Multiple myeloma is a type of cancer that begins in plasma cells and often affects many bones. Although it affects the bones, it is not bone cancer. Some people with this condition may not experience any symptoms; however, if symptoms are present, they may include bone pain, bones that break easily, and fever for no known reason. In general, treatment options can include such things as radiation therapy, chemotherapy, biological therapy, and stem cell or bone marrow transplants.
Multiple myeloma is cancer that begins in plasma cells (a type of white blood cell). Each year, about 15,000 Americans learn that they have multiple myeloma.
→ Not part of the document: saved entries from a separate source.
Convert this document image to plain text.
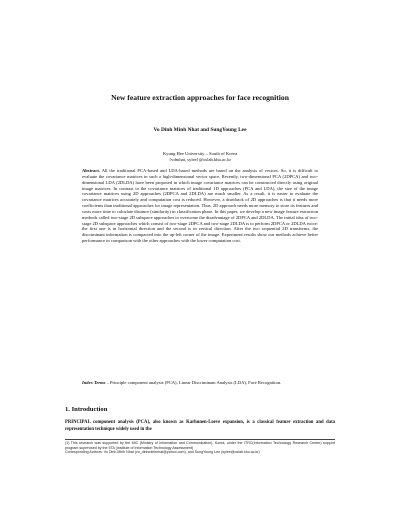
New feature extraction approaches for face recognition
Vo Dinh Minh Nhat and SungYoung Lee
Kyung Hee University – South of Korea
{vdmhat, sylee}@oslab.khu.ac.kr
Abstract. All the traditional PCA-based and LDA-based methods are based on the analysis of vectors. So, it is difficult to evaluate the covariance matrices in such a high-dimensional vector space. Recently, two-dimensional PCA (2DPCA) and two-dimensional LDA (2DLDA) have been proposed in which image covariance matrices can be constructed directly using original image matrices. In contrast to the covariance matrices of traditional 1D approaches (PCA and LDA), the size of the image covariance matrices using 2D approaches (2DPCA and 2DLDA) are much smaller. As a result, it is easier to evaluate the covariance matrices accurately and computation cost is reduced. However, a drawback of 2D approaches is that it needs more coefficients than traditional approaches for image representation. Thus, 2D approach needs more memory to store its features and costs more time to calculate distance (similarity) in classification phase. In this paper, we develop a new image feature extraction methods called two-stage 2D subspace approaches to overcome the disadvantage of 2DPCA and 2DLDA. The initial idea of two-stage 2D subspace approaches which consist of two-stage 2DPCA and two-stage 2DLDA is to perform 2DPCA or 2DLDA twice: the first one is in horizontal direction and the second is in vertical direction. After the two sequential 2D transforms, the discriminant information is compacted into the up-left corner of the image. Experiment results show our methods achieve better performance in comparison with the other approaches with the lower computation cost.
Index Terms – Principle component analysis (PCA), Linear Discriminant Analysis (LDA), Face Recognition.
1. Introduction
PRINCIPAL component analysis (PCA), also known as Karhunen-Loeve expansion, is a classical feature extraction and data representation technique widely used in the

(1) This research was supported by the MIC (Ministry of Information and Communication), Korea, under the ITRC(Information Technology Research Center) support program supervised by the IITA (Institute of Information Technology Assessment)

Corresponding Authors: Vo Dinh Minh Nhat (vo_dinhminhnhat@yahoo.com), and SungYoung Lee (sylee@oslab.khu.ac.kr)
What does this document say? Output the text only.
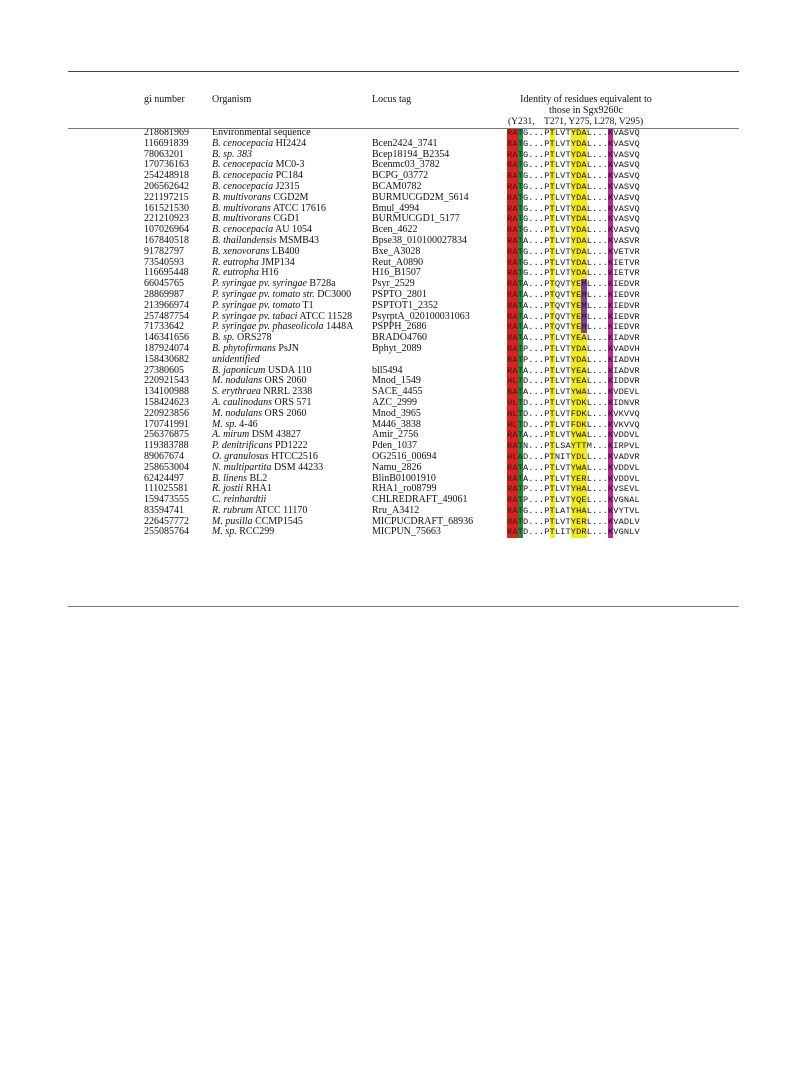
gi number	Organism	Locus tag	Identity of residues equivalent to
those in Sgx9260c
(Y231,    T271, Y275, L278, V295)
218681969 Environmental sequence	RATG...PTLVTYDAL...KVASVQ
116691839 B. cenocepacia HI2424	Bcen2424_3741	RATG...PTLVTYDAL...KVASVQ
78063201	B. sp. 383	Bcep18194_B2354	RATG...PTLVTYDAL...KVASVQ
170736163 B. cenocepacia MC0-3	Bcenmc03_3782	RATG...PTLVTYDAL...KVASVQ
254248918 B. cenocepacia PC184	BCPG_03772	RATG...PTLVTYDAL...KVASVQ
206562642 B. cenocepacia J2315	BCAM0782	RATG...PTLVTYDAL...KVASVQ
221197215 B. multivorans CGD2M	BURMUCGD2M_5614	RATG...PTLVTYDAL...KVASVQ
161521530 B. multivorans ATCC 17616	Bmul_4994	RATG...PTLVTYDAL...KVASVQ
221210923 B. multivorans CGD1	BURMUCGD1_5177	RATG...PTLVTYDAL...KVASVQ
107026964 B. cenocepacia AU 1054	Bcen_4622	RATG...PTLVTYDAL...KVASVQ
167840518 B. thailandensis MSMB43	Bpse38_010100027834	RATA...PTLVTYDAL...KVASVR
91782797	B. xenovorans LB400	Bxe_A3028	RATG...PTLVTYDAL...KVETVR
73540593	R. eutropha JMP134	Reut_A0890	RATG...PTLVTYDAL...KIETVR
116695448 R. eutropha H16	H16_B1507	RATG...PTLVTYDAL...KIETVR
66045765	P. syringae pv. syringae B728a	Psyr_2529	RATA...PTQVTYEML...KIEDVR
28869987	P. syringae pv. tomato str. DC3000 PSPTO_2801	RATA...PTQVTYEML...KIEDVR
213966974 P. syringae pv. tomato T1	PSPTOT1_2352	RATA...PTQVTYEML...KIEDVR
257487754 P. syringae pv. tabaci ATCC 11528 PsyrptA_020100031063	RATA...PTQVTYEML...KIEDVR
71733642	P. syringae pv. phaseolicola 1448A PSPPH_2686	RATA...PTQVTYEML...KIEDVR
146341656 B. sp. ORS278	BRADO4760	RATA...PTLVTYEAL...KIADVR
187924074 B. phytofirmans PsJN	Bphyt_2089	RATP...PTLVTYDAL...KVADVH
158430682 unidentified	RATP...PTLVTYDAL...KIADVH
27380605	B. japonicum USDA 110	bll5494	RATA...PTLVTYEAL...KIADVR
220921543 M. nodulans ORS 2060	Mnod_1549	HLTD...PTLVTYEAL...KIDDVR
134100988 S. erythraea NRRL 2338	SACE_4455	RATA...PTLVTYWAL...KVDEVL
158424623 A. caulinodans ORS 571	AZC_2999	HLTD...PTLVTYDKL...KIDNVR
220923856 M. nodulans ORS 2060	Mnod_3965	HLTD...PTLVTFDKL...KVKVVQ
170741991 M. sp. 4-46	M446_3838	HLTD...PTLVTFDKL...KVKVVQ
256376875 A. mirum DSM 43827	Amir_2756	RATA...PTLVTYWAL...KVDDVL
119383788 P. denitrificans PD1222	Pden_1037	RATN...PTLSAYTTM...KIRPVL
89067674	O. granulosus HTCC2516	OG2516_00694	HLAD...PTNITYDLL...KVADVR
258653004 N. multipartita DSM 44233	Namu_2826	RATA...PTLVTYWAL...KVDDVL
62424497	B. linens BL2	BlinB01001910	RATA...PTLVTYERL...KVDDVL
111025581 R. jostii RHA1	RHA1_ro08799	RATP...PTLVTYHAL...KVSEVL
159473555 C. reinhardtii	CHLREDRAFT_49061	RATP...PTLVTYQEL...KVGNAL
83594741	R. rubrum ATCC 11170	Rru_A3412	RATG...PTLATYHAL...KVYTVL
226457772 M. pusilla CCMP1545	MICPUCDRAFT_68936	RATD...PTLVTYERL...KVADLV
255085764 M. sp. RCC299	MICPUN_75663	RATD...PTLITYDRL...KVGNLV
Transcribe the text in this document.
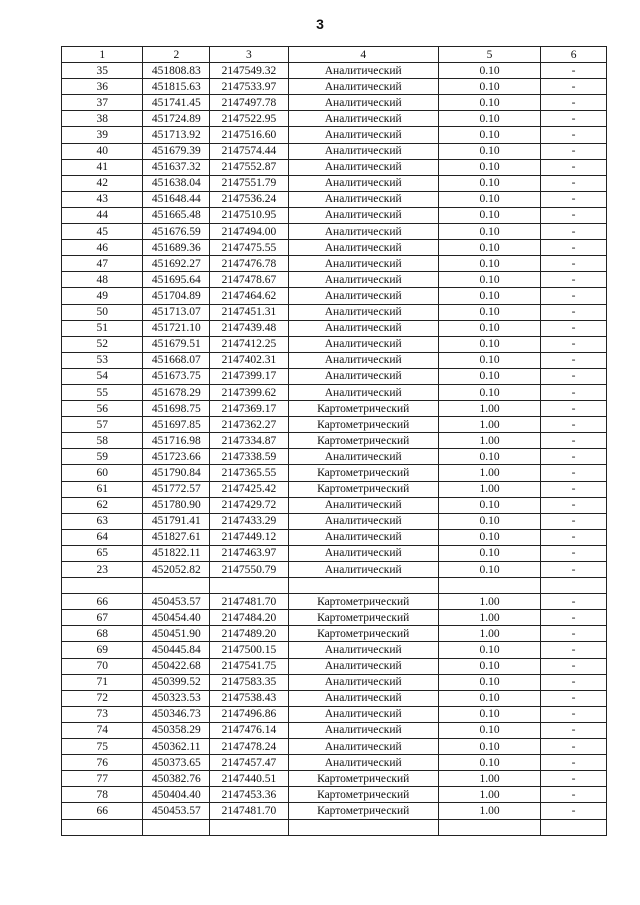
3
1	2	3	4	5	6
35	451808.83	2147549.32	Аналитический	0.10	-
36	451815.63	2147533.97	Аналитический	0.10	-
37	451741.45	2147497.78	Аналитический	0.10	-
38	451724.89	2147522.95	Аналитический	0.10	-
39	451713.92	2147516.60	Аналитический	0.10	-
40	451679.39	2147574.44	Аналитический	0.10	-
41	451637.32	2147552.87	Аналитический	0.10	-
42	451638.04	2147551.79	Аналитический	0.10	-
43	451648.44	2147536.24	Аналитический	0.10	-
44	451665.48	2147510.95	Аналитический	0.10	-
45	451676.59	2147494.00	Аналитический	0.10	-
46	451689.36	2147475.55	Аналитический	0.10	-
47	451692.27	2147476.78	Аналитический	0.10	-
48	451695.64	2147478.67	Аналитический	0.10	-
49	451704.89	2147464.62	Аналитический	0.10	-
50	451713.07	2147451.31	Аналитический	0.10	-
51	451721.10	2147439.48	Аналитический	0.10	-
52	451679.51	2147412.25	Аналитический	0.10	-
53	451668.07	2147402.31	Аналитический	0.10	-
54	451673.75	2147399.17	Аналитический	0.10	-
55	451678.29	2147399.62	Аналитический	0.10	-
56	451698.75	2147369.17	Картометрический	1.00	-
57	451697.85	2147362.27	Картометрический	1.00	-
58	451716.98	2147334.87	Картометрический	1.00	-
59	451723.66	2147338.59	Аналитический	0.10	-
60	451790.84	2147365.55	Картометрический	1.00	-
61	451772.57	2147425.42	Картометрический	1.00	-
62	451780.90	2147429.72	Аналитический	0.10	-
63	451791.41	2147433.29	Аналитический	0.10	-
64	451827.61	2147449.12	Аналитический	0.10	-
65	451822.11	2147463.97	Аналитический	0.10	-
23	452052.82	2147550.79	Аналитический	0.10	-

66	450453.57	2147481.70	Картометрический	1.00	-
67	450454.40	2147484.20	Картометрический	1.00	-
68	450451.90	2147489.20	Картометрический	1.00	-
69	450445.84	2147500.15	Аналитический	0.10	-
70	450422.68	2147541.75	Аналитический	0.10	-
71	450399.52	2147583.35	Аналитический	0.10	-
72	450323.53	2147538.43	Аналитический	0.10	-
73	450346.73	2147496.86	Аналитический	0.10	-
74	450358.29	2147476.14	Аналитический	0.10	-
75	450362.11	2147478.24	Аналитический	0.10	-
76	450373.65	2147457.47	Аналитический	0.10	-
77	450382.76	2147440.51	Картометрический	1.00	-
78	450404.40	2147453.36	Картометрический	1.00	-
66	450453.57	2147481.70	Картометрический	1.00	-
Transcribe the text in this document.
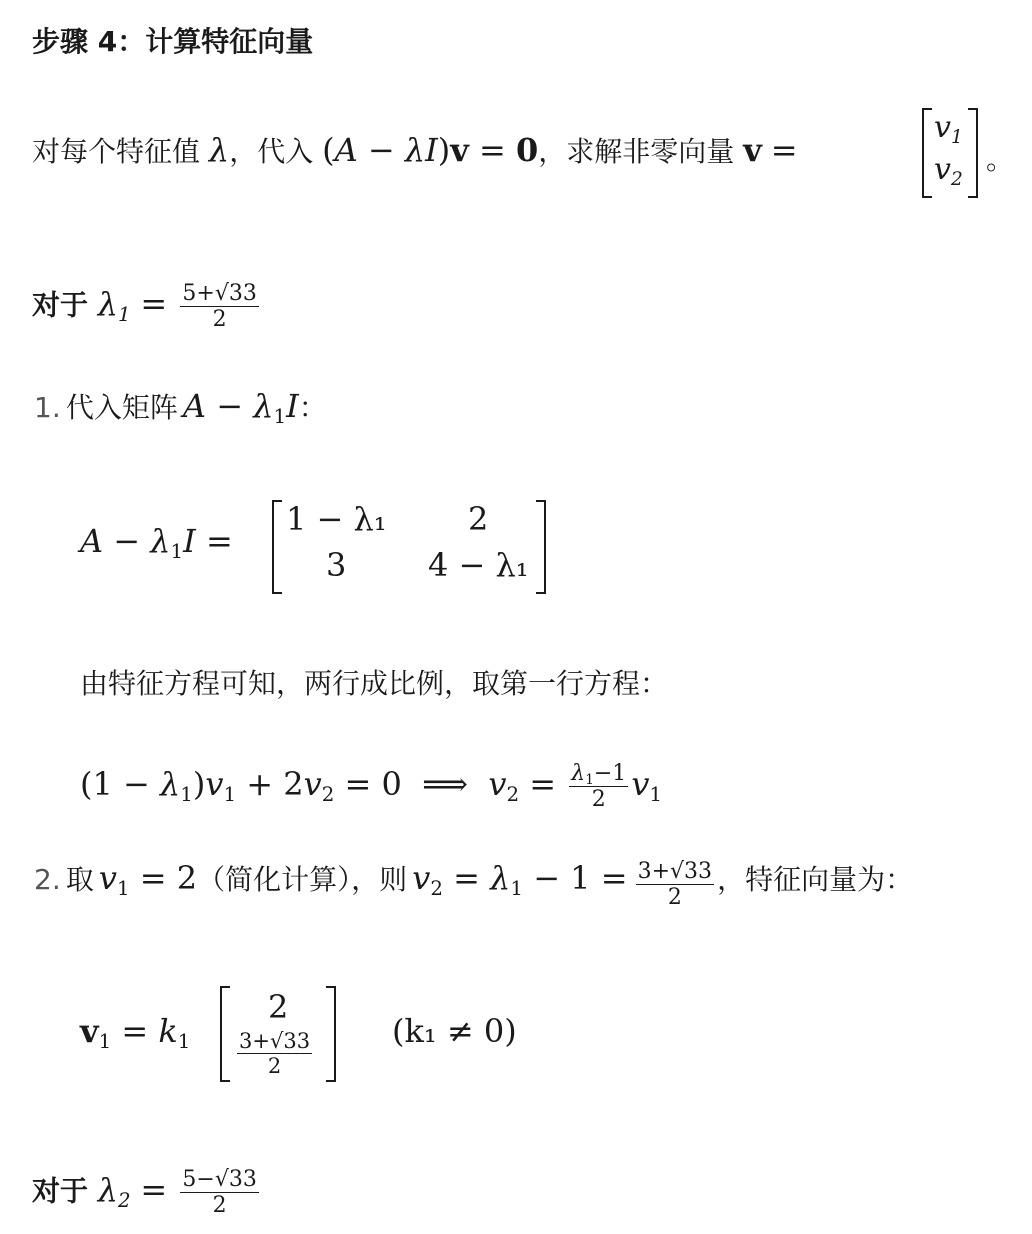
步骤 4：计算特征向量
对每个特征值 λ，代入 (A − λI)v = 0，求解非零向量 v =
v1
v2
。
对于 $\lambda 1 = \frac{5+√33}{2}$
1. 代入矩阵 A − λ1I：
A − λ1I =
1 − λ₁	2
3	4 − λ₁
由特征方程可知，两行成比例，取第一行方程：
(1 − λ1)v1 + 2v2 = 0  ⟹  $v2 = \frac{\lambda 1-1}{2} v1$
2. 取 v1 = 2（简化计算），则 $v2 = \lambda 1 - 1 = \frac{3+√33}{2}$ ，特征向量为：
v1 = k1
2
$\frac{3+√33}{2} (k_1 \ne 0)$
对于 $\lambda 2 = \frac{5-√33}{2}$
In order to better understand multiple myeloma, it may be helpful to know how normal blood cells function. Most blood cells develop from cells in the bone marrow called stem cells. Bone marrow is the soft material in the center of most bones. Stem cells mature into different types of blood cells, which include:
- White blood cells -- which help fight infection (there are several types of white blood cells)
- Red blood cells -- which carry oxygen to tissues throughout the body
- Platelets -- which help form blood clots that control bleeding.
Plasma cells are white blood cells that make antibodies, which are part of the immune system. Antibodies work with other parts of the immune system to help protect the body from germs and other harmful substances. Each type of plasma cell makes a different antibody.